|
I
have been in the music industry for the best part of my adult life and had
my first record deal in 1987. I have taught voice/singing to aspiring
artists since 1989, and in the mid 90’s I went back to university to
study marketing and quickly realised how important it was for music makers
from the Black music industry to understand, embrace and adopt the key
principles of music business and marketing in order to evolve. Following
my studies I developed my vocal training courses into a career preparation
program that focused on the artistic, creative, business and consumer
aspects of the entertainment industry.
In
1998 I started teaching at university, and a year later was honoured to be
involved in the partnership that founded the Business of Black Music
course at City University, alongside my business partner Kienda Hoji.
Between
us, we manage a number of ‘credible’ artists who don’t necessarily
fall into line with the aesthetic and materialistic views of the recording
industry in the UK, which is dominated by European personnel with typical
European taste. Faced with these barriers to launching careers, we “brush
our shoulders off” and do what feels good to us. And my main tasks have
involved coming up with marketing plans and strategies to get them to the
position we feel they warrant.
Part
of the problem with the music business in the UK is that we fail to
recognise the relevance of our own achievements, and continue to adopt the
‘myth’ that there is no market for Black music in the UK. I have seen
the progress that we have made in the UK over 15 years.

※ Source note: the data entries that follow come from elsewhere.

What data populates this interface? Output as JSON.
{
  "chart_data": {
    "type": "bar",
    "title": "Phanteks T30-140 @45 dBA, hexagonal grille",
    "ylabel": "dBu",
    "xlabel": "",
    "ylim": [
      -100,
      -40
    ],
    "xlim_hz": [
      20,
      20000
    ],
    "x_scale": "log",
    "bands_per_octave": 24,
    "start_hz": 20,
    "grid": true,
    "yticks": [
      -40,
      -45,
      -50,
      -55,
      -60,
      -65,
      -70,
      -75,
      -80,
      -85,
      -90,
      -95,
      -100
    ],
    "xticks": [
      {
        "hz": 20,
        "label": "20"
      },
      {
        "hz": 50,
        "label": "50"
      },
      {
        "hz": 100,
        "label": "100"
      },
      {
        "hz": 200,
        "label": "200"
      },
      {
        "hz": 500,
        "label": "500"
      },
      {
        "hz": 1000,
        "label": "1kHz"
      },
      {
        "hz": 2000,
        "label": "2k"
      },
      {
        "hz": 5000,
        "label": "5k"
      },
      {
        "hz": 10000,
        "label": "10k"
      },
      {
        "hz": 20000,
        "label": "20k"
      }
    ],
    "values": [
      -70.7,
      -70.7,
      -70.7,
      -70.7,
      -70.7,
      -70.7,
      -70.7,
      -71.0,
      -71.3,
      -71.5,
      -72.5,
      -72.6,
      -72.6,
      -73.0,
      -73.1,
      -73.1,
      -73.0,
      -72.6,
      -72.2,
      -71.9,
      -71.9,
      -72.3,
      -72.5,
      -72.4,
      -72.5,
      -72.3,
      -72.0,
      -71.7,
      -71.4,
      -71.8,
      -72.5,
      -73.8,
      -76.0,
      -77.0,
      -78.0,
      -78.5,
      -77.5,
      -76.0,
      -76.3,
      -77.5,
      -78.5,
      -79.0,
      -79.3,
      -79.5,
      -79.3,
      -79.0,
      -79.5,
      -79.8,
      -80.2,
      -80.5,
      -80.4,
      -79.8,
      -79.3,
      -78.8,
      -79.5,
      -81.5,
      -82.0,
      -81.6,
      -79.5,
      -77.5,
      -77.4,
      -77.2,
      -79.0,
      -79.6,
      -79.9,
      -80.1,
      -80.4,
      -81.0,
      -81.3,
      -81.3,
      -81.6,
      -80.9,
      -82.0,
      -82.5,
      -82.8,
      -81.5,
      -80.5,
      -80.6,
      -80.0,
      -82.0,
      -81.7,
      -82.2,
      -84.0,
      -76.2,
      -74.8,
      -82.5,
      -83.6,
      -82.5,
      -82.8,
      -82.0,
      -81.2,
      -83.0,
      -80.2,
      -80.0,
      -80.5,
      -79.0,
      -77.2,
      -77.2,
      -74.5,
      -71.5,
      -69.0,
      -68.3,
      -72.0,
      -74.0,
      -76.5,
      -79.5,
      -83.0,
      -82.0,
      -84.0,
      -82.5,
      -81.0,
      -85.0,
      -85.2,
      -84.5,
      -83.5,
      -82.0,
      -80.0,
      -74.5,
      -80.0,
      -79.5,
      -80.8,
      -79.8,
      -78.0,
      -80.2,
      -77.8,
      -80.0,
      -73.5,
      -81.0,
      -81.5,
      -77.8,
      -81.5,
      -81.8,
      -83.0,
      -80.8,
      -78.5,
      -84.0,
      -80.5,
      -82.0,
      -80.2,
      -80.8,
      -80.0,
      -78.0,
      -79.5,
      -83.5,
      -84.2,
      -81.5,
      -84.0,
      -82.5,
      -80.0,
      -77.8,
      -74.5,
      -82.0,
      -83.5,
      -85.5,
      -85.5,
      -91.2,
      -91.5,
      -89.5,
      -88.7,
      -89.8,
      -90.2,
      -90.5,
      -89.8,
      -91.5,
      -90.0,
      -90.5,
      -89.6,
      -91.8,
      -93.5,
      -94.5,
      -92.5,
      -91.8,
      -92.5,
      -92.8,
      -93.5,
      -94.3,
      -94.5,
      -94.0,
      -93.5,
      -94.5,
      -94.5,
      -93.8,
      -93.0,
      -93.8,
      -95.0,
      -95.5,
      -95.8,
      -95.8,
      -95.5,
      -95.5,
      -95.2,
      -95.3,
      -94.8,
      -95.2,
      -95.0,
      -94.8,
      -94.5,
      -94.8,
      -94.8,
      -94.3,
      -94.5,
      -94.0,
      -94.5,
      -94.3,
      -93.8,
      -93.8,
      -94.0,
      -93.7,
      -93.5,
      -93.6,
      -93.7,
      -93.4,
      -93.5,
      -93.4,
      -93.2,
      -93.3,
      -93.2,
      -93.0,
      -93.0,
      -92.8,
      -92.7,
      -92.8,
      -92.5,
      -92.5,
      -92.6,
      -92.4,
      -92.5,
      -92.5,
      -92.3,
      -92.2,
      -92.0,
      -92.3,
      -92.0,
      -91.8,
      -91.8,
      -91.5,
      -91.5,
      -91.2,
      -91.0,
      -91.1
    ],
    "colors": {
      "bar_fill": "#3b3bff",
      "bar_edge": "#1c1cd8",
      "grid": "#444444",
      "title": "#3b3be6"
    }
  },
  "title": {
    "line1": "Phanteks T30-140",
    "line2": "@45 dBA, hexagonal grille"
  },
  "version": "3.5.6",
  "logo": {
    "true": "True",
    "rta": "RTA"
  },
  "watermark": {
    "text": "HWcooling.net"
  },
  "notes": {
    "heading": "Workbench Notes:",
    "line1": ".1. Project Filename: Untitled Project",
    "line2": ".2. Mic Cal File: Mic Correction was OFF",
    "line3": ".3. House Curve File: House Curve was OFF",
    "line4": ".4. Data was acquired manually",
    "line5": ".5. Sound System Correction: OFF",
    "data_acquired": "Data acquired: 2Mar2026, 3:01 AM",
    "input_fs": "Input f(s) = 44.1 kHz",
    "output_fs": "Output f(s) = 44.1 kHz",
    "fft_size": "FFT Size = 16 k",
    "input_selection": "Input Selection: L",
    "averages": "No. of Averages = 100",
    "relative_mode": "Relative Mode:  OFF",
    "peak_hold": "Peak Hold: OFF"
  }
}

From Soul II Soul
and Sade, to today’s stars like Lisa Maffia, Mis-teeq, Dizzee Rascal, Ms
Dynamite, etc.
The
All-Star concept was born out of the desire to recognise their
achievements, and out of the recognition that there needed to be a focused
and sustainable combined effort by entertainers and business people within
the UK Black music scene to develop the identity of UK music, and provide
a platform for International exposure.
The
key issue when trying to promote our acts has been “where do we pigeon
hole them”? The term Black Music has always been deemed to be exclusive
rather than inclusive, and therefore doesn’t provide the basis for
universal ‘BRAND’. Sustainable business is about developing loyalty.
Loyalty is achieved through creating brands that people are aware of,
identify with, buy into and feel a part of. My aim was to build a
brand that had a broad commercial global appeal.
We
used the term ‘All-Star’ to define the ‘pick of the best’
philosophy and the term ‘Urban’ because of its all-embracing, broad
appeal. We could not have gone to MIDEM with a compilation album titled
‘UK Black All-Star’s Volume I’ and expected to do business. We can
put exactly the same product out with the term Urban instead and be part
of the commercial, mass market.
When
I was signed to Shut Up & Dance in ’89, there was a very small
specialist first generation British-born Black market for Black music in
the UK, and Soul II Soul was as big as it got! Caucasians were, and are
still not comfortable with, using the word Black in the presence of Black
people and we have come too far for them to go back to calling it Negro or
sepia music.
So
today the word Black has been replaced by Urban as a descriptive word for
a ‘lifestyle’ influenced by Black Culture and black people, and has
become a multi-billion pound industry because the consumer profile is now
three generations of people who identify with this new lifestyle. They are
Black, White, Asian, Hispanic, African, American, European, South American
etc. If you call the lifestyle and music Black, you alienate 90% of your
market. Urban makes pounds, shillings, pence and sense!